What Done Looks Like
By end of week 3 of this work:
- Audit event schema finalized and deployed
- Writer middleware wired into the HTTP layer + background jobs + webhook receipts
- 25-30 event types logged consistently
- Customer-facing UI at /settings/audit-log with filtering, expand, export
- API endpoints for list / get / export
- Retention policy enforced with daily cron
- Documentation linked from /trust
- Route-coverage CI check running on every PR
Within 90 days:
- First enterprise customer cites audit logs as a positive in security review
- Zero "audit log doesn't show this action" support tickets
- Average time-to-discover for security incidents (who did what, when) drops to under 2 minutes from previous "we'd have to ask engineering"
Within 12 months:
- Webhook streaming + at least one SIEM integration shipped (because a paying customer asked)
- Compliance mappings page used in 80%+ of enterprise security reviews
- Audit log retention is a paid-tier driver in your conversion analytics
Common Pitfalls
- Logging everything. A 5MB request body in metadata explodes the log table and makes queries slow. Log diffs (before/after of changed fields), not full payloads.
- Logging secrets. Tokens, passwords, raw API key values — never. They live in the audit table forever.
- Mixing audit and application logs. Different lifecycles, different access controls. Separate them.
- No route-coverage check. New endpoints ship without audit events. Coverage decays silently.
- Treating audit logs as backend-only. Customers expect a UI. Without it, the answer to "do you have audit logs?" is "kind of" — and the buyer is gone.
- Gating audit logs entirely behind paid tiers. Show the existence on free; gate retention and integration. Repels evaluation otherwise.
- No retention enforcement. Logs grow forever, table slows, costs balloon. Cron + partition drops from day 1.
- Synchronous writes inline with requests. Inflates p99 latency. Buffer + flush.
- No support-admin logging. When you (the founder) act in a customer's account, that's auditable. Hiding it erodes trust if discovered.
- Forgetting tier downgrade grace. Customers downgrade and lose 11 months of audit history overnight. Bad press, lost trust. 90-day grace.
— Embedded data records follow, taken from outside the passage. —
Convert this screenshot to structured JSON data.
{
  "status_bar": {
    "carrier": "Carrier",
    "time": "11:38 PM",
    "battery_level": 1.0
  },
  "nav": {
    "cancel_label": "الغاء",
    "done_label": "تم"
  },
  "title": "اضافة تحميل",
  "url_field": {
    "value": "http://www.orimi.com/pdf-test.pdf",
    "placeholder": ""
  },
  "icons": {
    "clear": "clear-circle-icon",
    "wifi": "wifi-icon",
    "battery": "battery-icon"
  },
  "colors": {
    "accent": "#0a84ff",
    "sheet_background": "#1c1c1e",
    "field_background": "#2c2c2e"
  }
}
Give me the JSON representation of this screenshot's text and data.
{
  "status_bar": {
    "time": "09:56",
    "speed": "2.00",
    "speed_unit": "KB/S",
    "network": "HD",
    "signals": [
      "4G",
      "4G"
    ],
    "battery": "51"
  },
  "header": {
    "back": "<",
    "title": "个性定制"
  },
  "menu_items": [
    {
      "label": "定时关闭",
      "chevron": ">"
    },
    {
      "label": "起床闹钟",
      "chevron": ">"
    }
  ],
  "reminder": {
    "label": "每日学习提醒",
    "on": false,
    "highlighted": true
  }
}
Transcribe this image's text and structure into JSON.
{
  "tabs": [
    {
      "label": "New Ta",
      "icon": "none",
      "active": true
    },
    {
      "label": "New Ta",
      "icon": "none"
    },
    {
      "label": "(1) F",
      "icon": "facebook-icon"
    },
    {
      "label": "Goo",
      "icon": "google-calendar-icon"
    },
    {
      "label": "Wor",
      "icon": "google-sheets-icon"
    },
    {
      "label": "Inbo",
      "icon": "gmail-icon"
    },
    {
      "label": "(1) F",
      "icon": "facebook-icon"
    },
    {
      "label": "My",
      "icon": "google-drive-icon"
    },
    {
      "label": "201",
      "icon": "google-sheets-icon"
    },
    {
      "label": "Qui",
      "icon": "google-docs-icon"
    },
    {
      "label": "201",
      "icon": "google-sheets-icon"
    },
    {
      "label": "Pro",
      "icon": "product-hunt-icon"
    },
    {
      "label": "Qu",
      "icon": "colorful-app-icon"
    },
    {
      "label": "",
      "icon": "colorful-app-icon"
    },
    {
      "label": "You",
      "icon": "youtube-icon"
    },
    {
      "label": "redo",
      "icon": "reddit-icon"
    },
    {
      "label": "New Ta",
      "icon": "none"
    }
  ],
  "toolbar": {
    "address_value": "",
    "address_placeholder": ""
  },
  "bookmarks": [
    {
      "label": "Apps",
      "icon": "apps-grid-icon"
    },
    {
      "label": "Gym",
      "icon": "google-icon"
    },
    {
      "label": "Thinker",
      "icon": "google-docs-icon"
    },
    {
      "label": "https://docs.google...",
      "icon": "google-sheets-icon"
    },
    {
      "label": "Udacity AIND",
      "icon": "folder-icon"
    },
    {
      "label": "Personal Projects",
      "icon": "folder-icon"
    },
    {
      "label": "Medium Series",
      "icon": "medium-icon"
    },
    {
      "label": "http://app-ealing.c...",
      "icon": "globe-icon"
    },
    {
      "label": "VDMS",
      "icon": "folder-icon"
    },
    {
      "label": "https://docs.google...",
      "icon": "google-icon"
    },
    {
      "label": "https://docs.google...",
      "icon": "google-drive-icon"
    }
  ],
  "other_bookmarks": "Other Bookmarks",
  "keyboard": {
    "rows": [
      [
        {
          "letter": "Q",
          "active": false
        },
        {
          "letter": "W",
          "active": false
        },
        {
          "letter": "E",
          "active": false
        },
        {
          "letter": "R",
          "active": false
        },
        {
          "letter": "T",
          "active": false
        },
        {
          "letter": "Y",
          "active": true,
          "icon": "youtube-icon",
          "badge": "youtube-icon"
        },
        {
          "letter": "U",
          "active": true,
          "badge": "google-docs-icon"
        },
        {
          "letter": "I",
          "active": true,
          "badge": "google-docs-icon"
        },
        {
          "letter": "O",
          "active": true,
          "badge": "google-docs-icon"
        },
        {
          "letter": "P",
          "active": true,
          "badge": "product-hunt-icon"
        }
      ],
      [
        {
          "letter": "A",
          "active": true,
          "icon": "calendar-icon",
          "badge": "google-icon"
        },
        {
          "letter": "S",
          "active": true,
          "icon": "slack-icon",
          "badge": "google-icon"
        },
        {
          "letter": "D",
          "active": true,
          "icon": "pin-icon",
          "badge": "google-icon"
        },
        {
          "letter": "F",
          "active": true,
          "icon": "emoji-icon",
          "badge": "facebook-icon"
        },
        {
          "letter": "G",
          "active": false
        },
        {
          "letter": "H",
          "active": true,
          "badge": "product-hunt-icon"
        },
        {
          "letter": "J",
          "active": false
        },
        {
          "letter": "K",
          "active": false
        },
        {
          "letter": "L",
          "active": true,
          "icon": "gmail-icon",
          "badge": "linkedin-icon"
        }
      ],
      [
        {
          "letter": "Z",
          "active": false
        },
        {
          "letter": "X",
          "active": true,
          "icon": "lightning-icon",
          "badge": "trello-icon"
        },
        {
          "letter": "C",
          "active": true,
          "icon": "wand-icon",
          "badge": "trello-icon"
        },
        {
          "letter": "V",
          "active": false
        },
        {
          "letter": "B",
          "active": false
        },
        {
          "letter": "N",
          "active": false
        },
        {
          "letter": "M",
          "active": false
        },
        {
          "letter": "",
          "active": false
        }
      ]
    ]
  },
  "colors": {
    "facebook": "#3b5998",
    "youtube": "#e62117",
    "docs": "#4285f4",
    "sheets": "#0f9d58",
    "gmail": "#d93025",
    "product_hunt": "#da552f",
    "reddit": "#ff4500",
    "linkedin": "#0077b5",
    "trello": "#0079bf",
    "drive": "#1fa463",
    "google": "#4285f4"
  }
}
Where Audit Logs Plug Into the Rest of the Stack
- Data Trust — the trust page links to the audit log doc; both are part of the same trust artifact set
- Public API — audit logs are exposed through the same API surface
- Customer Support — support team uses audit logs to debug "what did the user do?" tickets
- Incident Response — security incidents are investigated via audit logs
- Status Page — audit log integrity issues surface as a status event
- Pricing Page — retention tier appears in the pricing comparison
- Email Deliverability — auth events feed deliverability anomaly detection
- Observability Providers — observability is for engineering; audit logs are for customers and compliance — keep them separate
- Background Jobs Providers — the daily retention cron typically runs on the same job system
What's Next
Audit logs are a feature that compounds quietly. The team that ships them in week 3 of launch passes enterprise security reviews 12 months later in 30 minutes instead of 3 weeks. The team that defers them until "we need it" pays the retrofit tax with interest — usually at the worst possible time, mid-deal-cycle.
Build the discipline now. The schema decision, the writer middleware, the retention cron — none of these are big projects in week 1. They're 6-month projects in month 18. Pay the small upfront cost; reap the recurring procurement-shortcut benefit for the life of the product.